By JIM VINES
A female soldier is groped inside a barracks, another in a base supply room, a third on a shooting range. A sailor is molested by her defensive tactics instructor and a Marine lance corporal is raped by a gunnery sergeant, who’s also a recruiter.
These are examples of thousands of cases detailed in a searing 1,500-page report by the Pentagon on pervasive sexual abuse against women in the U.S. military. The report estimates a rate of about 500 women were assaulted per week in 2012. The scandal continues to unfold in an embarrassing public manner, each a new chapter confirming the report’s finding that the abusive culture is endemic.
The Army has revealed that Sgt. 1st Class Gregory McQueen, who was responsible for assault prevention at Fort Hood, Texas, is under investigation for allegedly forcing another soldier into prostitution and assaulting two others. He is the second sexual assault prevention officer in two weeks linked to abuse.
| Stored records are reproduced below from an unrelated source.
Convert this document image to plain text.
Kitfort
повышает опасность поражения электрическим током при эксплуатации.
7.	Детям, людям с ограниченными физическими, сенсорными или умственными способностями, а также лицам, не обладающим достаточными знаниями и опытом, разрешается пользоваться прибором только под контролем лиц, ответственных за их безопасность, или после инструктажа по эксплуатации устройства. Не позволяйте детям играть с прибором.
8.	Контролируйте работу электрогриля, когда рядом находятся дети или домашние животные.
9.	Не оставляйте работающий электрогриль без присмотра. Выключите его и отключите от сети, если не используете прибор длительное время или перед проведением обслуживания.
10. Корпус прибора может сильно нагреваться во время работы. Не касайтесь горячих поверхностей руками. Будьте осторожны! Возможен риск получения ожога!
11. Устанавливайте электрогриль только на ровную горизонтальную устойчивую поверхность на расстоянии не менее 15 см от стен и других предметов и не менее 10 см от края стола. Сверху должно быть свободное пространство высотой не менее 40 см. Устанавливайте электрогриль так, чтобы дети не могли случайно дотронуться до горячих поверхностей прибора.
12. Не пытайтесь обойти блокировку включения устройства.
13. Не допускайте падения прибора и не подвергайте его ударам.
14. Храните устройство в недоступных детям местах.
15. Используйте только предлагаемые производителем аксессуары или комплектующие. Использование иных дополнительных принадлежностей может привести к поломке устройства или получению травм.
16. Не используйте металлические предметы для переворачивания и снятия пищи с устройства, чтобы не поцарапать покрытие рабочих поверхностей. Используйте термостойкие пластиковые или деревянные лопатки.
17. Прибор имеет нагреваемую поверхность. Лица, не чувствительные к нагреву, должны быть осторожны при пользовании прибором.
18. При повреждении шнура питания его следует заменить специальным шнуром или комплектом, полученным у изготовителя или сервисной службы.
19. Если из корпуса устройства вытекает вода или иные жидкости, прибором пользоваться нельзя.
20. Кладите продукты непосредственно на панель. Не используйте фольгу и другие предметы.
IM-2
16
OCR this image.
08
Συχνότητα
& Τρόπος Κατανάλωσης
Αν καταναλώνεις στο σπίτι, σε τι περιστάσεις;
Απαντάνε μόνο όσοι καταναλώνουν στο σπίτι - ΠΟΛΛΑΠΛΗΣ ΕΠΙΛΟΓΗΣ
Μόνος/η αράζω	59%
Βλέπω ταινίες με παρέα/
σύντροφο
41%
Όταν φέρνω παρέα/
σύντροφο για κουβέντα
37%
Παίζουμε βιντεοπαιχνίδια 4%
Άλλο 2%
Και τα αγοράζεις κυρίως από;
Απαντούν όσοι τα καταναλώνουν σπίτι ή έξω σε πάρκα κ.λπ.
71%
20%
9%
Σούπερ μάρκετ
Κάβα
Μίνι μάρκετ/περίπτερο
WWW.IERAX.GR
Lt. Col. Jeffrey Krusinski, the chief sexual assault prevention officer for the Air Force, was arrested recently for allegedly groping a woman in an Arlington, Va., parking lot. Last week, investigations were conducted into whether Marines created a Facebook page portraying female Marines in vulgar and degrading photographs and comments. Commanders are still considering actions on the site being taken down.
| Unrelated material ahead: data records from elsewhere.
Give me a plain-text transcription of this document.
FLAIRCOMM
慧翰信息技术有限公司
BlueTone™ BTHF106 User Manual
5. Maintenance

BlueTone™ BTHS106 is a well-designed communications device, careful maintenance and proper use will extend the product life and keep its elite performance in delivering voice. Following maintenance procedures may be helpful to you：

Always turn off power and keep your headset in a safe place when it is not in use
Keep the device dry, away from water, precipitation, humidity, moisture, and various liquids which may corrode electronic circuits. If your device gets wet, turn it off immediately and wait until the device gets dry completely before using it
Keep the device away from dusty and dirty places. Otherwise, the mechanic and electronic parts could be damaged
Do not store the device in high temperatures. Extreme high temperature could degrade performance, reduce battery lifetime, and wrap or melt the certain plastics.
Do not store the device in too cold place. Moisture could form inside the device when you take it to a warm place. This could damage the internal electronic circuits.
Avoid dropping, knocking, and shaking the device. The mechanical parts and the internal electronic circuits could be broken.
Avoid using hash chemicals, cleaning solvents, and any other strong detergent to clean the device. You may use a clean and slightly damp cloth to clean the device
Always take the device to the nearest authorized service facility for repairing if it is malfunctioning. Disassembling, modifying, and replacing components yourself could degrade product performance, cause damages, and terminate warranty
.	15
If the Pentagon’s estimates are correct, more than 20,000 troops declined to report what happened to them last year. Nearly half the women feared retribution and being labeled a “troublemaker” if they reported their incidents. It’s a wonder, considering those available to help are some of the instigators causing the problems.
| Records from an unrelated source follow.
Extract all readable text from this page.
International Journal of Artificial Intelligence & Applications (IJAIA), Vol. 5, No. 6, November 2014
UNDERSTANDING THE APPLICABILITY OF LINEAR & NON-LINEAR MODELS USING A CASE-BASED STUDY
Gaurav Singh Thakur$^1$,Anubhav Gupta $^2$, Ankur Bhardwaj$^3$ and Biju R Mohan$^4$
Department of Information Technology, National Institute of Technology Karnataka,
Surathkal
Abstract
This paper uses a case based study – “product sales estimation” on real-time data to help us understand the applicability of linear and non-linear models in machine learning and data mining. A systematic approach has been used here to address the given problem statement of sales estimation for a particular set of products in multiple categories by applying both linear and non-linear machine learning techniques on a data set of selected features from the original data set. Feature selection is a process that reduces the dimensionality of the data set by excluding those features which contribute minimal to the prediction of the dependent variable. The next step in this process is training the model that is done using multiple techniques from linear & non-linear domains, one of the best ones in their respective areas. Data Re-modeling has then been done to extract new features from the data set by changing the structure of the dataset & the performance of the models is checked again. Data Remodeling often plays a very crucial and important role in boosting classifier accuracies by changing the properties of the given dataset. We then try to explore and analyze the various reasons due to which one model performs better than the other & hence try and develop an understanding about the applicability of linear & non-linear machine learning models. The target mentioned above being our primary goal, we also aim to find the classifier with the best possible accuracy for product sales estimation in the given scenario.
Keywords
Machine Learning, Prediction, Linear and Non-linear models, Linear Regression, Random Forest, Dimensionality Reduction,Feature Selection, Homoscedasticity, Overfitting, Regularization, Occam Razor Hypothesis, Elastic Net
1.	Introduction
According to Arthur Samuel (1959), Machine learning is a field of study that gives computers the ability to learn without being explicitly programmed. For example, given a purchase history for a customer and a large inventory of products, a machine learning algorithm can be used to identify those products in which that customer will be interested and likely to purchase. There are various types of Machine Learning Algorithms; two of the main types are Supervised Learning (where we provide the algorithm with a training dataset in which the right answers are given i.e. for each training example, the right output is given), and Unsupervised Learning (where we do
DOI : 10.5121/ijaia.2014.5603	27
USA Today interviewed lawmakers, social scientists and people who have worked on the sexual assault issues inside the military to determine why the Pentagon hasn’t been able to stem this predatory tide. All information pointed to two factors; one a new plague, the other as old as the military itself. The plague is the proliferation of violence toward women in films and video games,which recruits are bringing in with them. The other, a military justice system with origins dating to the Revolutionary War that gives commanders of accused troops ultimate power over legal proceedings.